Siz se kolaya kaçıp “Bize diyecek pek bir şey kalmadı” diyorsunuz.

●Bir çocukta yazar… uçurtmaları işaret eder bize, her gün yanından geçipte görmediğimiz ağacı, kırık lambaları, karalanmış kaldırımları… düşünürsün “Daha önce nasıl görmedim ben bunları ?”

●Farkettiniz mi yazılmış binlerce roman aynı 29 harfin konbinasyonundan oluşmuş.

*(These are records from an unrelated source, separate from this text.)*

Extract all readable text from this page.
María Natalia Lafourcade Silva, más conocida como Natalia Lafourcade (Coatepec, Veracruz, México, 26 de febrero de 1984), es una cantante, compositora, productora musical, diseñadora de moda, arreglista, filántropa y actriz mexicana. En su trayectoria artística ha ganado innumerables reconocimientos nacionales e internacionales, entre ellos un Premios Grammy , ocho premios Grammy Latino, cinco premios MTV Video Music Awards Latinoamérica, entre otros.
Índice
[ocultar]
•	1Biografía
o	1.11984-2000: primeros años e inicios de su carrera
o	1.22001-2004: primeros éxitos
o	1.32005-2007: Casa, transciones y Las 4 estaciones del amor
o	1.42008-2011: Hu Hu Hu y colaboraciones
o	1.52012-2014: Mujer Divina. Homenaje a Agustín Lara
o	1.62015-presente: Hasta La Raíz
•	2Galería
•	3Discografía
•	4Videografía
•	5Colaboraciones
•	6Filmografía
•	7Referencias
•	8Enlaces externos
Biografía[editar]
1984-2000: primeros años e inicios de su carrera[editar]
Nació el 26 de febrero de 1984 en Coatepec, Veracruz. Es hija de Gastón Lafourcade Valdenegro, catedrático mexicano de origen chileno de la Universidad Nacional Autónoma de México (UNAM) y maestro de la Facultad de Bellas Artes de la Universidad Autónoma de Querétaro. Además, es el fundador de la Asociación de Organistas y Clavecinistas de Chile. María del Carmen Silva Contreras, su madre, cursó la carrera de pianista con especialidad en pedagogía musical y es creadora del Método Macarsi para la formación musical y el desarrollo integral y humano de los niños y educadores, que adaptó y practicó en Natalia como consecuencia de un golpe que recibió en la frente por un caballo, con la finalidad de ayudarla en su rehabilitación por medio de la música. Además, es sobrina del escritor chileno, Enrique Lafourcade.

●Yazmak kolaya kaçmaktır.. yüzyüze konuşamıyorsundur ve bildiğin onca imla kuralı hiç bir işe yaramıyordur, sen yazmaya sığınırsın, cümlelerle insanların kalbini çalabileceğini sanarsın, ama yazarak birinin kalbine girebilmek nice usta yazarın bile harcı değildir.

●Yakışıklı yazar aptaldır ya da kafasına darbe almıştır bir dönemde.

●Sevdiğin şeylere dokunamıyorsundur ve sen de tuşlardan alırsın hıncını. İtiraf et !

●Şubatta öğle üzeri sessizliği ve yağmurun camdaki tınısı.. melankoli dolu bir müzik.. hiçbirinizin hayal bile edemeyeceğim rüyaları var. İyi, kötü, doğru veyahut yanlış değil.. sadece akıp giden şeyler.. sadece bunu okuduğun için varlar.

●Ruhun bedenden hızlı yaşlanmasına neden olur yazmak…

Yazarsın… sonra ölürsün; sen tanrı değilsin.